Two atypical associations of functional mutations of FOXP3 that include ALPS and IgG4 RKD are described. Membranous nephropathy leading to renal failure completed in both cases the clinical phenotypes that should be included in the clinical panorama of FOXP3 failure.
摘要:
叉头盒蛋白P3(FOXP3)是调节性T细胞(Treg)功能的核心转录因子。FOXP3基因的突变导致了一种称为免疫失调的全身性疾病,多内分泌病,和肠病,一种X连锁综合征(IPEX),其特征是早发性顽固性腹泻的三联征,1型糖尿病,还有湿疹.已经报道了IPEX的非典型表现。
我们报告了罕见的病例,这些病例的临床关联不明确,包括炎症,肾,和用大规模平行测序技术筛查的血液学参与。
两名FOXP3半合子突变患者[c.779T>A(p。L260Q)]和[c.1087A>G(p。I363V)]呈现IPEX典型病例中未包括的临床表现:一名16岁男性患者,最初临床诊断为自身免疫性淋巴组织增生综合征(ALPS),因膜性肾病而出现蛋白尿和肾功能下降,以肾小球上皮下抗体为特征的自身免疫性肾脏疾病。第二名患者是一名2岁的骨髓衰竭儿童,他发展了与膜性肾病相同的肾小球病变,并接受了骨髓移植。血清中高水平的IgG4,骨髓,和肾脏导致了这个小男孩IgG4相关肾脏疾病(IgG4RKD)的定义。循环Treg水平在前一种情况下是正常的,在第二种情况下是非常低的。

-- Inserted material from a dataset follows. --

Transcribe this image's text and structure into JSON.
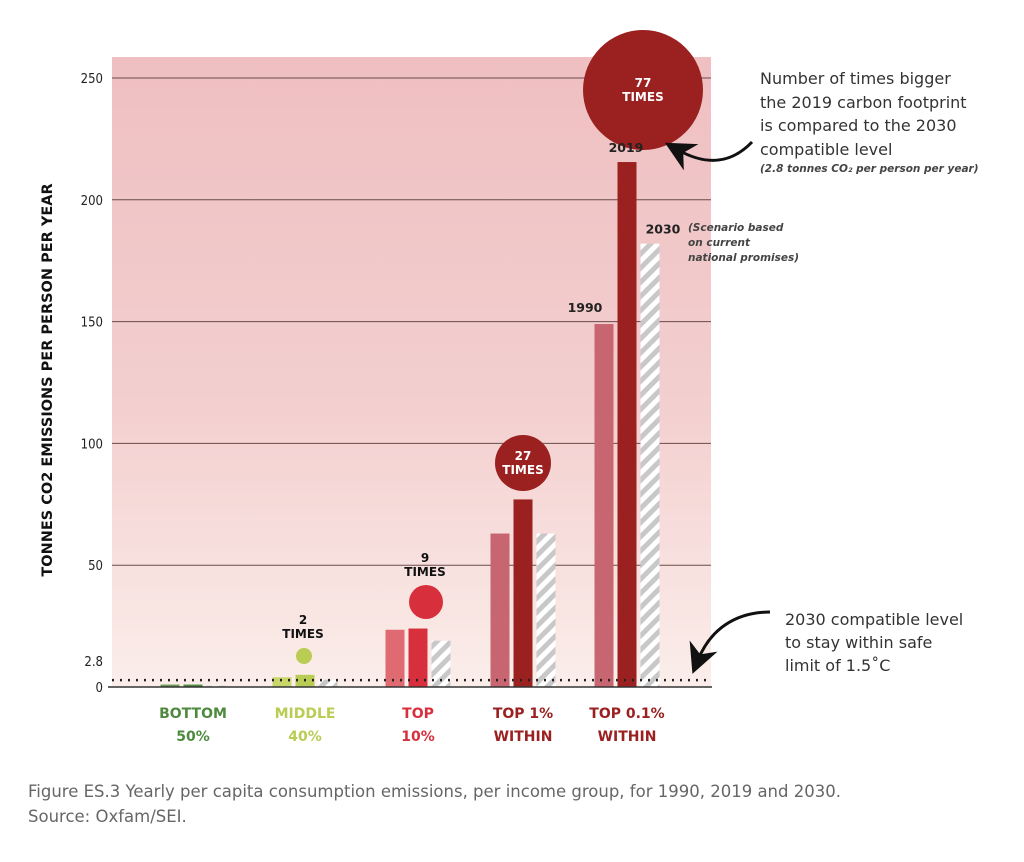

描述了包括ALPS和IgG4RKD的FOXP3的功能性突变的两种非典型关联。导致肾功能衰竭的膜性肾病在两种情况下都完成了临床表型,应包括在FOXP3失败的临床全景中。
我们报告了罕见的病例,这些病例的临床关联不明确,包括炎症,肾,和用大规模平行测序技术筛查的血液学参与。
两名FOXP3半合子突变患者[c.779T>A(p。L260Q)]和[c.1087A>G(p。I363V)]呈现IPEX典型病例中未包括的临床表现:一名16岁男性患者,最初临床诊断为自身免疫性淋巴组织增生综合征(ALPS),因膜性肾病而出现蛋白尿和肾功能下降,以肾小球上皮下抗体为特征的自身免疫性肾脏疾病。第二名患者是一名2岁的骨髓衰竭儿童,他发展了与膜性肾病相同的肾小球病变,并接受了骨髓移植。血清中高水平的IgG4,骨髓,和肾脏导致了这个小男孩IgG4相关肾脏疾病(IgG4RKD)的定义。循环Treg水平在前一种情况下是正常的,在第二种情况下是非常低的。
描述了包括ALPS和IgG4RKD的FOXP3的功能性突变的两种非典型关联。导致肾功能衰竭的膜性肾病在两种情况下都完成了临床表型,应包括在FOXP3失败的临床全景中。